The Timaru Herald

How to explain vaccines to kids

- Siouxsie Wiles @Siouxsiew

Like most kids, my daughter has always been full of questions. Why is the sky blue? Why do I have to brush my teeth? Why do cats purr? She’s a smart cookie, and at an early age she realised that whenever I didn’t know the answer to something, I would suggest we look it up together. It soon became her favourite delay tactic at bed time.

When she was 4, we were sitting in our doctor’s waiting room and she asked why we were there.

She knew she wasn’t sick. ‘‘Are you sick?’’ she asked with a look of concern on her face. No, I wasn’t sick. We were there to get her the MMR vaccine.

And then the questions started. What’s a vaccine? Why do I have to have it? Will it hurt? As we waited, I explained that she was going to get an injection.

Yes, it would hurt, but only a little, like a pinprick.

That she might feel a little hot and tired for a few days, but that I would look after her.

I explained that the injection was to prepare her body so that if it met the nasty microbes that cause measles, mumps and rubella, she could fight them off without her even knowing.

She asked what would happen if she didn’t get the ‘‘prickly’’.

I explained that if she caught one of those nasty microbes, she might get really sick.

Would she die, she asked. I didn’t think so, I told her.

But she might spread those nasty microbes to a young baby, or someone who was already sick, and they could end up in the hospital or die.

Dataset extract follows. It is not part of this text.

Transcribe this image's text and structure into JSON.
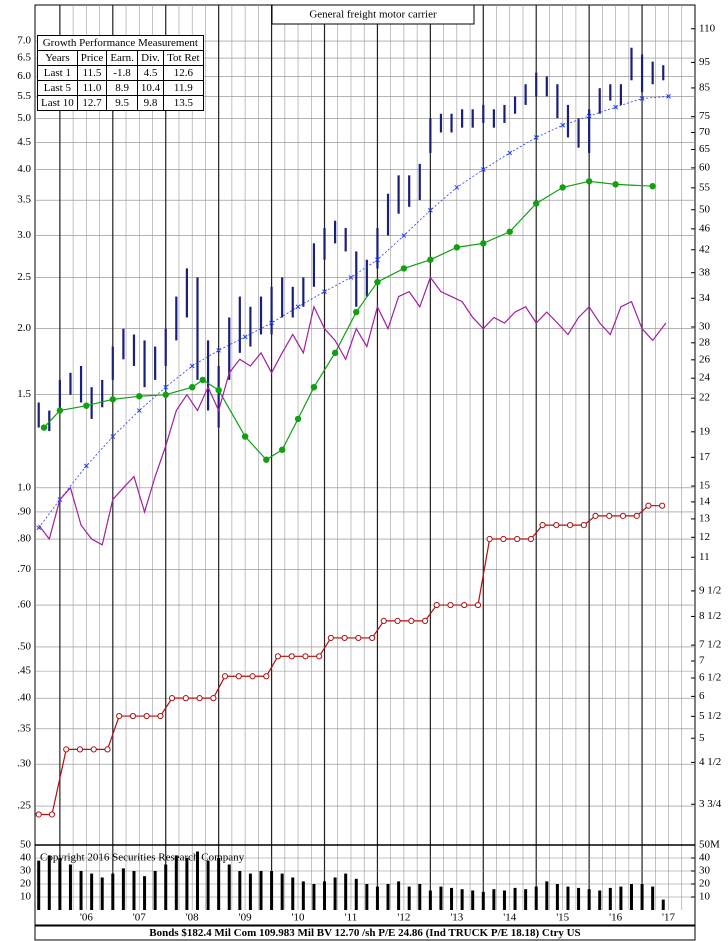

I explained to her that caring about others meant that we got our ‘‘pricklies’’ to make a big safe blanket to protect all the people who couldn’t get a prickly.

For days afterwards, she proudly showed her plaster to everyone she met, telling them about the blanket and explaining herd immunity.

The NZ Skeptics has just launched The Force Field Film Challenge, asking our primary and intermedia­te students to explain vaccinatio­n and herd immunity in under three minutes.

I can’t wait to see what our kids come up with.

Caring about others meant that we got our ‘‘pricklies’’ to make a big safe blanket to protect all the people who couldn’t get a prickly.